= AV.link =

Protocol for sending information using the SCART connector

AV.link, also known under the trade names nexTViewLink, SmartLink, Q-Link, EasyLink, etc., is a protocol to carry control information between audio-visual devices connected via the SCART (EIA Multiport) connector.

It is standardised as CENELEC EN 50157-1.

The Consumer Electronics Control (CEC) communication channel in HDMI and PDMI is based on AV.link.

==Electrical characteristics==
AV.Link uses a single wire in an open collector configuration. It is passively pulled up to 3 or 3.3 V, and may be pulled down by any device on the bus. Total bus capacitance is a maximum of 7300 pF (ten devices at 100 pF each, plus nine cables at 700 pF), and signal transitions are correspondingly slow: 333 bit/s, with 50 μs fall time and 250 μs rise time.

Each bit transferred begins with a falling edge. The duration of the low period determines the value.

Data bits are 2.4±0.35 ms long, with 1 bits having a low period of 0.6±0.2 ms, and 0 bits having a low period of 1.5±0.2 ms. Receivers observe the data line at 1.05±0.2 ms after the falling edge to determine the bit's value.

Every message begins with a special start bit, 4.5±0.2 ms long, with a low period of 3.7±0.2 ms.

A transmitter must listen to the bus as it transmits; the receiver may hold it low, turning a transmitted 1 bit into a 0 bit. This is done, for example, to acknowledge a transmission.

If a receiver detects an error in the received data, it holds the bus low for 3.6±0.24 ms; this causes the transmitter to abort the message and retry from the beginning.

A message consists of a start bit, followed by a series of data bytes. Each byte is actually transmitted as 10 bits:
- 8 data bits, most significant bit first,
- An end-of-message bit is 0 to indicate that more bytes are being transmitted, or 1 to indicate not, and
- An acknowledge bit is transmitted as 1, but overwritten to a 0 bit by the receiver to acknowledge receipt.
  - For broadcast messages, the acknowledge bit is inverted: it is overwritten to 0 if any receiver rejects the message.

Each message begins with an address byte specifying the 4-bit initiator and recipient addresses.

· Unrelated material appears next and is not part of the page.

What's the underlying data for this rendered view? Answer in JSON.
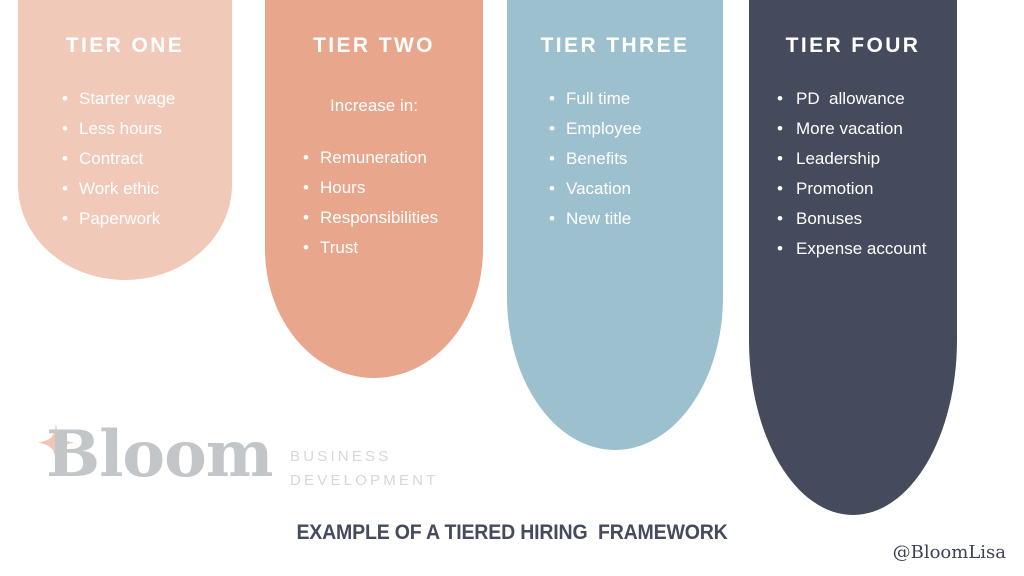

If two initiators begin transmitting at the same time, one of them will transmit a 0 bit while the other transmits a 1 bit, and the latter will observe the conflict and cease transmitting until the bus is idle again. (Note that it must be prepared for the case that the incoming message is addressed to it.)

An address byte sent with EOM=1 is a simple "ping" to check if the addressed device exists and is powered on. Otherwise, it is followed by an opcode byte, and parameters as required by the opcode.

When a device is powered on, it chooses an address and sends a ping to see if that address is claimed by another device. If no acknowledge is received, the address is free and may be kept. Otherwise, the device tries another address.